Schon gleich, als er vortrat, bei dem ersten Ton seiner Stimme war Castula, die bis dahin mit großer Ruhe das geistliche Gericht gemustert hatte – wußte sie doch, daß diese Freistatt unantastbar war – hinter eine Säule geglitten, hinter der sie nun mit weit geöffnetem Munde, mit stierem Blick auf den Redner schaute. »Denn von jeher,« fuhr dieser fort mit greller Stimme, »ist durch das Weib alles Übel, alle Sünde, alle Verführung, alle Untreue in die Welt kommen. Ein gelehrter Kollege hat erst jüngst wieder gezweifelt, ob die Weiber überhaupt zu den Menschen zählen. Aber jedenfalls soll, bevor ihr Weiber getötet werdet, die Folter eure üppigen Glieder zerfleischen. Auf dem Marterholz werde ich selbst sie euch abfragen, eure geheimen Zauberkünste. Denn ohne Zweifel habt ihr, wie Eva ihren Genossen, die Männer verführt. Daher sag' ich euch, Verführerinnen, Ungetreue ... – O weh,« schrie er plötzlich, Glut stieg in seine fahlen Wangen. »Die Toten stehen auf. Theophano! Ihr Geist.«

»Nicht ihr Geist! Sie selbst,« schrie nun die Klausnerin, die bei seinen letzten Worten hinter ihrer Säule hervor langsam auf ihn zugeschritten war. »Verführer! Ungetreuer! Wo ist mein Kind? Wo ist unser Kind?« »Sie – sie raset –« stotterte der Priester, entsetzt zurückweichend – »ich kenne dich nicht, Weib – so wahr mir – Gott ... –« Aber er konnte nicht vollenden: mit dem letzten Wort stürzte er hintenüber, Schaum trat ihm vor den Mund.

»Ein Gottesurteil! Das Gericht Gottes!« schrieen die Räuber und viele der Priester. »Er ist tot.« »Nein, er ist nicht tot,« rief der mutige Bischof von Bordeaux, dessen entschlossener Mut weiland manche wankende Schlacht gestellt und gewendet hatte. Er riß den Priester vom Boden auf, der schwer atmete. »Ihr seht's! Er lebt: aber das Weib ist eine Hexe. Sie hat den bösen Blick. Sie hat's ihm angethan! Ergreift die Unholdin.« Und er faßte sie am Arm.
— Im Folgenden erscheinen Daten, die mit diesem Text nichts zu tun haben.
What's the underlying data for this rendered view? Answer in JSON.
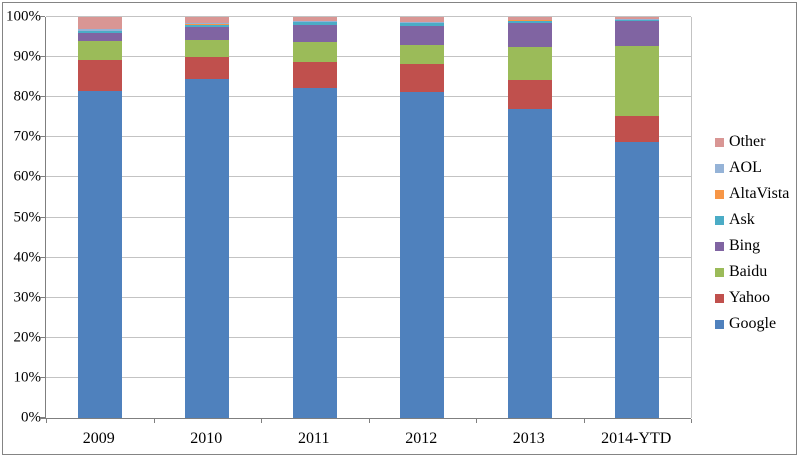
{
  "chart_data": {
    "type": "bar",
    "subtype": "stacked-100-percent",
    "title": "",
    "xlabel": "",
    "ylabel": "",
    "categories": [
      "2009",
      "2010",
      "2011",
      "2012",
      "2013",
      "2014-YTD"
    ],
    "series": [
      {
        "name": "Google",
        "color": "#4F81BD",
        "values": [
          81.5,
          84.6,
          82.2,
          81.3,
          77.1,
          68.9
        ]
      },
      {
        "name": "Yahoo",
        "color": "#C0504D",
        "values": [
          7.8,
          5.5,
          6.6,
          7.0,
          7.3,
          6.5
        ]
      },
      {
        "name": "Baidu",
        "color": "#9BBB59",
        "values": [
          4.6,
          4.2,
          4.9,
          4.8,
          8.2,
          17.4
        ]
      },
      {
        "name": "Bing",
        "color": "#8064A2",
        "values": [
          2.1,
          3.2,
          4.3,
          4.6,
          5.8,
          6.2
        ]
      },
      {
        "name": "Ask",
        "color": "#4BACC6",
        "values": [
          0.5,
          0.6,
          0.7,
          0.8,
          0.7,
          0.3
        ]
      },
      {
        "name": "AltaVista",
        "color": "#F79646",
        "values": [
          0.1,
          0.1,
          0.1,
          0.1,
          0.1,
          0.05
        ]
      },
      {
        "name": "AOL",
        "color": "#95B3D7",
        "values": [
          0.4,
          0.3,
          0.1,
          0.2,
          0.1,
          0.15
        ]
      },
      {
        "name": "Other",
        "color": "#D99694",
        "values": [
          3.0,
          1.5,
          1.1,
          1.2,
          0.7,
          0.5
        ]
      }
    ],
    "y_axis": {
      "min": 0,
      "max": 100,
      "step": 10,
      "tick_labels": [
        "0%",
        "10%",
        "20%",
        "30%",
        "40%",
        "50%",
        "60%",
        "70%",
        "80%",
        "90%",
        "100%"
      ]
    },
    "legend": {
      "position": "right",
      "entries": [
        "Other",
        "AOL",
        "AltaVista",
        "Ask",
        "Bing",
        "Baidu",
        "Yahoo",
        "Google"
      ]
    },
    "gridlines": true,
    "colors": {
      "grid": "#C3C3C3",
      "axis": "#7F7F7F",
      "frame": "#848484",
      "text": "#000000",
      "background": "#FFFFFF"
    }
  }
}
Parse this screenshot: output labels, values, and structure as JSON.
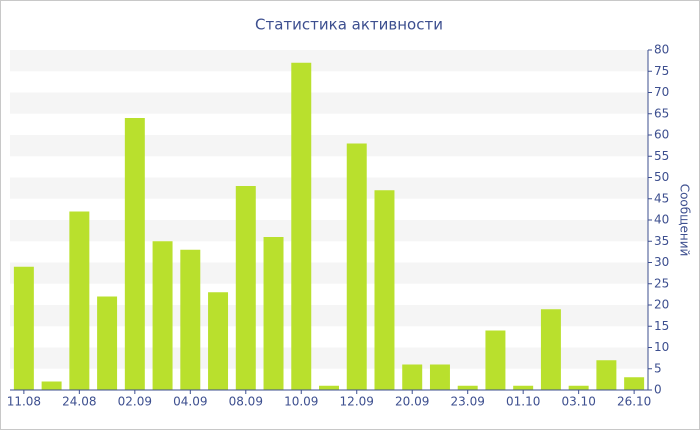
{
  "chart_data": {
    "type": "bar",
    "title": "Статистика активности",
    "y_label": "Сообщений",
    "categories": [
      "11.08",
      null,
      "24.08",
      null,
      "02.09",
      null,
      "04.09",
      null,
      "08.09",
      null,
      "10.09",
      null,
      "12.09",
      null,
      "20.09",
      null,
      "23.09",
      null,
      "01.10",
      null,
      "03.10",
      null,
      "26.10"
    ],
    "values": [
      29,
      2,
      42,
      22,
      64,
      35,
      33,
      23,
      48,
      36,
      77,
      1,
      58,
      47,
      6,
      6,
      1,
      14,
      1,
      19,
      1,
      7,
      3
    ],
    "color": "#b9e02d",
    "ylim": [
      0,
      80
    ],
    "yticks": [
      0,
      5,
      10,
      15,
      20,
      25,
      30,
      35,
      40,
      45,
      50,
      55,
      60,
      65,
      70,
      75,
      80
    ],
    "grid": true
  }
}
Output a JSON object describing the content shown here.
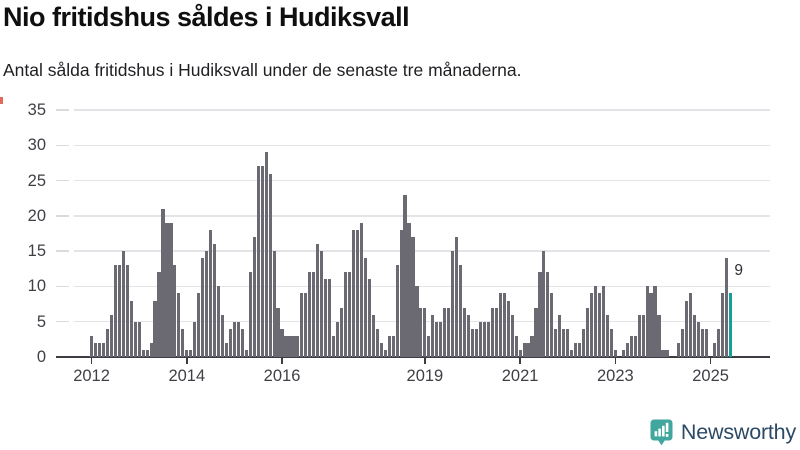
{
  "title": "Nio fritidshus såldes i Hudiksvall",
  "subtitle": "Antal sålda fritidshus i Hudiksvall under de senaste tre månaderna.",
  "annotation": {
    "label": "9"
  },
  "branding": {
    "name": "Newsworthy",
    "icon": "newsworthy-bubble-chart-icon"
  },
  "colors": {
    "bar": "#6b6a72",
    "highlight": "#14a098",
    "grid": "#e4e4e8",
    "axis": "#3c3c43",
    "tick_stub": "#d9d9de",
    "axis_text": "#3f3f46",
    "title_text": "#0f0f10",
    "logo_icon": "#41a69d",
    "logo_text": "#2c4a66"
  },
  "chart_data": {
    "type": "bar",
    "title": "Nio fritidshus såldes i Hudiksvall",
    "subtitle": "Antal sålda fritidshus i Hudiksvall under de senaste tre månaderna.",
    "xlabel": "",
    "ylabel": "",
    "frequency": "monthly",
    "x_start": "2012-01",
    "x_end": "2025-06",
    "ylim": [
      0,
      35
    ],
    "yticks": [
      0,
      5,
      10,
      15,
      20,
      25,
      30,
      35
    ],
    "grid": true,
    "legend": false,
    "values": [
      3,
      2,
      2,
      2,
      4,
      6,
      13,
      13,
      15,
      13,
      8,
      5,
      5,
      1,
      1,
      2,
      8,
      12,
      21,
      19,
      19,
      13,
      9,
      4,
      1,
      1,
      5,
      9,
      14,
      15,
      18,
      16,
      10,
      6,
      2,
      4,
      5,
      5,
      4,
      1,
      12,
      17,
      27,
      27,
      29,
      26,
      15,
      7,
      4,
      3,
      3,
      3,
      3,
      9,
      9,
      12,
      12,
      16,
      15,
      11,
      11,
      3,
      5,
      7,
      12,
      12,
      18,
      18,
      19,
      14,
      11,
      6,
      4,
      2,
      1,
      3,
      3,
      13,
      18,
      23,
      19,
      17,
      10,
      7,
      7,
      3,
      6,
      5,
      5,
      7,
      7,
      15,
      17,
      13,
      7,
      6,
      4,
      4,
      5,
      5,
      5,
      7,
      7,
      9,
      9,
      8,
      6,
      3,
      1,
      2,
      2,
      3,
      7,
      12,
      15,
      12,
      9,
      4,
      6,
      4,
      4,
      1,
      2,
      2,
      4,
      7,
      9,
      10,
      9,
      10,
      6,
      4,
      1,
      0,
      1,
      2,
      3,
      3,
      6,
      6,
      10,
      9,
      10,
      6,
      1,
      1,
      0,
      0,
      2,
      4,
      8,
      9,
      6,
      5,
      4,
      4,
      0,
      2,
      4,
      9,
      14,
      9
    ],
    "highlight_index": 161,
    "highlight_value": 9,
    "xticks": [
      {
        "label": "2012",
        "month_index": 0
      },
      {
        "label": "2014",
        "month_index": 24
      },
      {
        "label": "2016",
        "month_index": 48
      },
      {
        "label": "2019",
        "month_index": 84
      },
      {
        "label": "2021",
        "month_index": 108
      },
      {
        "label": "2023",
        "month_index": 132
      },
      {
        "label": "2025",
        "month_index": 156
      }
    ]
  }
}
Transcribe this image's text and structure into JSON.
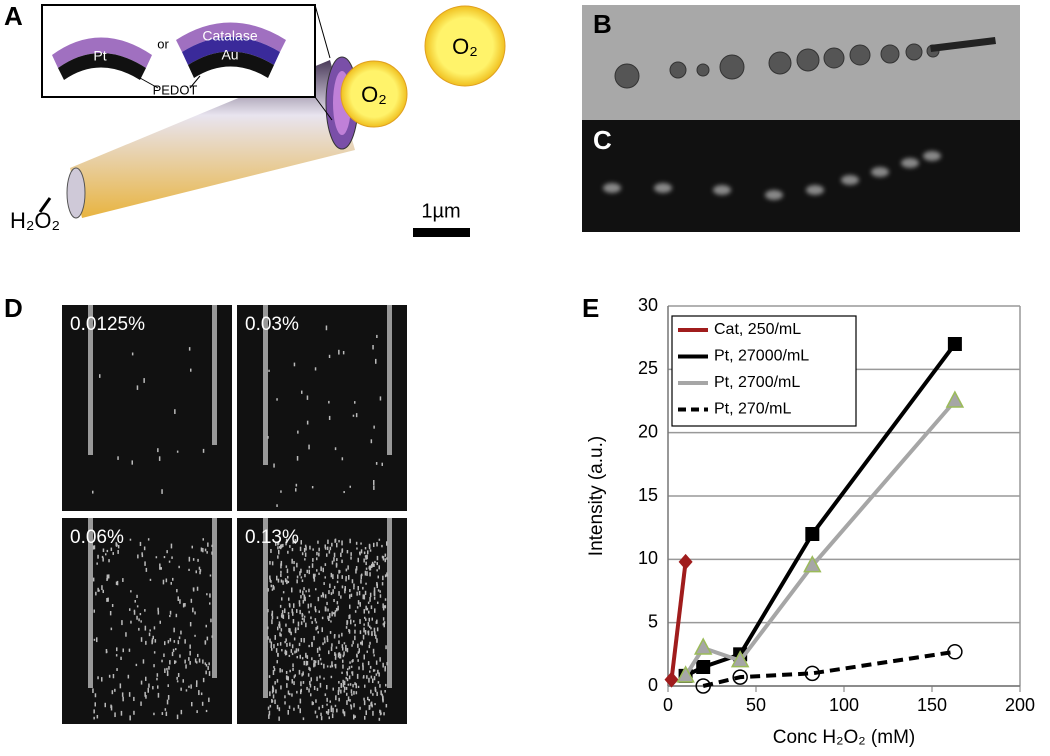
{
  "panels": {
    "a": {
      "label": "A",
      "inset": {
        "pt": "Pt",
        "or": "or",
        "catalase": "Catalase",
        "au": "Au",
        "pedot": "PEDOT"
      },
      "oxygen_1": "O₂",
      "oxygen_2": "O₂",
      "fuel": "H₂O₂",
      "scale_bar": "1µm"
    },
    "b": {
      "label": "B"
    },
    "c": {
      "label": "C"
    },
    "d": {
      "label": "D",
      "images": [
        "0.0125%",
        "0.03%",
        "0.06%",
        "0.13%"
      ]
    },
    "e": {
      "label": "E"
    }
  },
  "chart_data": {
    "type": "line",
    "x_label": "Conc H₂O₂ (mM)",
    "y_label": "Intensity (a.u.)",
    "xlim": [
      0,
      200
    ],
    "xticks": [
      0,
      50,
      100,
      150,
      200
    ],
    "ylim": [
      0,
      30
    ],
    "yticks": [
      0,
      5,
      10,
      15,
      20,
      25,
      30
    ],
    "grid": true,
    "legend": "upper-left",
    "series": [
      {
        "name": "Cat, 250/mL",
        "color": "#a01c1c",
        "marker": "diamond",
        "x": [
          2,
          10
        ],
        "values": [
          0.5,
          9.8
        ]
      },
      {
        "name": "Pt, 27000/mL",
        "color": "#000000",
        "marker": "square",
        "x": [
          10,
          20,
          41,
          82,
          163
        ],
        "values": [
          0.8,
          1.5,
          2.5,
          12,
          27
        ]
      },
      {
        "name": "Pt, 2700/mL",
        "color": "#a6a6a6",
        "marker": "triangle",
        "x": [
          10,
          20,
          41,
          82,
          163
        ],
        "values": [
          0.8,
          3,
          2,
          9.5,
          22.5
        ]
      },
      {
        "name": "Pt, 270/mL",
        "color": "#000000",
        "marker": "circle",
        "dashed": true,
        "x": [
          20,
          41,
          82,
          163
        ],
        "values": [
          0,
          0.7,
          1,
          2.7
        ]
      }
    ]
  }
}
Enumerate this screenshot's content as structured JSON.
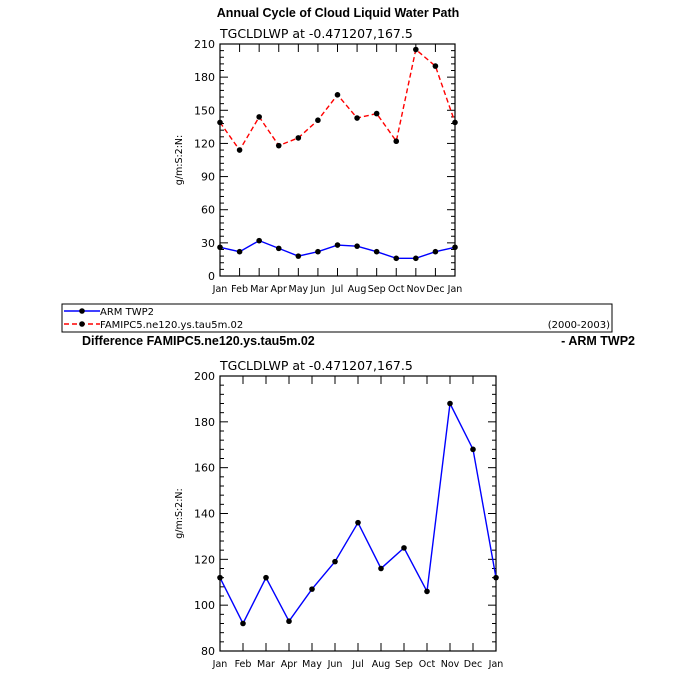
{
  "page": {
    "top_title": "Annual Cycle of Cloud Liquid Water Path",
    "diff_title_left": "Difference FAMIPC5.ne120.ys.tau5m.02",
    "diff_title_right": "- ARM TWP2"
  },
  "legend": {
    "entries": [
      {
        "label": "ARM TWP2",
        "color": "#0000ff",
        "dash": "solid"
      },
      {
        "label": "FAMIPC5.ne120.ys.tau5m.02",
        "color": "#ff0000",
        "dash": "dashed"
      }
    ],
    "period": "(2000-2003)"
  },
  "chart_data": [
    {
      "type": "line",
      "subtitle": "TGCLDLWP  at  -0.471207,167.5",
      "ylabel": "g/m:S:2:N:",
      "categories": [
        "Jan",
        "Feb",
        "Mar",
        "Apr",
        "May",
        "Jun",
        "Jul",
        "Aug",
        "Sep",
        "Oct",
        "Nov",
        "Dec",
        "Jan"
      ],
      "ylim": [
        0,
        210
      ],
      "yticks": [
        0,
        30,
        60,
        90,
        120,
        150,
        180,
        210
      ],
      "series": [
        {
          "name": "ARM TWP2",
          "color": "#0000ff",
          "dash": "solid",
          "values": [
            26,
            22,
            32,
            25,
            18,
            22,
            28,
            27,
            22,
            16,
            16,
            22,
            26
          ]
        },
        {
          "name": "FAMIPC5.ne120.ys.tau5m.02",
          "color": "#ff0000",
          "dash": "dashed",
          "values": [
            139,
            114,
            144,
            118,
            125,
            141,
            164,
            143,
            147,
            122,
            205,
            190,
            139
          ]
        }
      ]
    },
    {
      "type": "line",
      "subtitle": "TGCLDLWP  at  -0.471207,167.5",
      "ylabel": "g/m:S:2:N:",
      "categories": [
        "Jan",
        "Feb",
        "Mar",
        "Apr",
        "May",
        "Jun",
        "Jul",
        "Aug",
        "Sep",
        "Oct",
        "Nov",
        "Dec",
        "Jan"
      ],
      "ylim": [
        80,
        200
      ],
      "yticks": [
        80,
        100,
        120,
        140,
        160,
        180,
        200
      ],
      "series": [
        {
          "color": "#0000ff",
          "dash": "solid",
          "values": [
            112,
            92,
            112,
            93,
            107,
            119,
            136,
            116,
            125,
            106,
            188,
            168,
            112
          ]
        }
      ]
    }
  ]
}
Castula wand sich in seiner starken Faust. »Asylbruch! Helft, ihr Genossen! Asylbruch! Gewalt! Schützt mich, ihr Freunde.« »Laß sie los!« – schrieen die Räuber. Und da der alte Krieger in seinem Trotz nicht gleich den schweren Fehler, den er begangen, einsehen und bessern wollte, sondern sie gegen den Ausgang hin zog, fielen über ihn und die Priester, die ihn schützen wollten, die wilden Gesellen her, mit den Fäusten, mit Knütteln und Stangen, mit Dolchen und Beilen. Blut spritzte auf. Die vordersten der Kleriker wurden auf den Marmorestrich geschleudert, daß sie sich kaum wieder erheben konnten.

Mit Mühe retteten die Seinen den Bischof von Bordeaux aus dem Getümmel ins Freie. Ein so blinder Schreck hatte die andern Bischöfe und die meisten Geistlichen befallen, daß sie, draußen vor dem Oratorium angelangt, sich nicht einmal mehr Lebewohl sagten, sondern auseinanderstoben, zur Stadt hinaus, und sich, jeder auf dem nächsten Wege, in ihre Heimat davonmachten. Vergebens rief der tapfere Gundigisel, aus einer Kopfwunde blutend, rief auch Marovech von Poitiers den Entsetzten nach. Sie hörten nicht: – sie rannten davon, obwohl kein Mensch sie verfolgte.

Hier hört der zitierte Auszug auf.